Transmembrane anion transport mediated by halogen bonding and hydrogen bonding triazole anionophores


Transmembrane ion transport by synthetic anionophores is typically achieved using polar hydrogen bonding anion receptors. Here we show that readily accessible halogen and hydrogen bonding 1,2,3-triazole derivatives can efficiently mediate anion transport across lipid bilayer membranes with unusual anti-Hofmeister selectivity. Importantly, the results demonstrate that the iodo-triazole systems exhibit the highest reported activity to date for halogen bonding anionophores, and enhanced transport efficiency relative to the hydrogen bonding analogues. In contrast, the analogous fluoro-triazole systems, which are unable to form intermolecular interactions with anions, are inactive.
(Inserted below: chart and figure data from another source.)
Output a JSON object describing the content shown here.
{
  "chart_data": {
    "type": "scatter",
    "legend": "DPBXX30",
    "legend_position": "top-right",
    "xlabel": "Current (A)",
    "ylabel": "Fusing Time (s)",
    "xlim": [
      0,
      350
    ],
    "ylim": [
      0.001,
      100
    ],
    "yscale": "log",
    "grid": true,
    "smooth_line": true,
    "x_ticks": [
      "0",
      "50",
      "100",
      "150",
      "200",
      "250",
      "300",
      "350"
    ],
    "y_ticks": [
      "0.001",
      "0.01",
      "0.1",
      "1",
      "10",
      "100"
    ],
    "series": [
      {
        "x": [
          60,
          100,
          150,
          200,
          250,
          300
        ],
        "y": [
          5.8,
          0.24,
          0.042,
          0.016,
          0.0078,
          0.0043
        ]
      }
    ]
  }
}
The halogen bonding anionophores also exhibit a remarkable intrinsic chloride over hydroxide selectivity, which is usually observed only in more complex anionophore designs, in contrast to the readily accessible acyclic systems reported here. This highlights the potential of iodo-triazoles as synthetically accessible and versatile motifs for developing more efficient anion transport systems. Computational studies provide further insight into the nature of the anion-triazole intermolecular interactions, examining the origins of the observed transport activity and selectivity of the systems, and revealing the role of enhanced charge delocalisation in the halogen bonding anion complexes.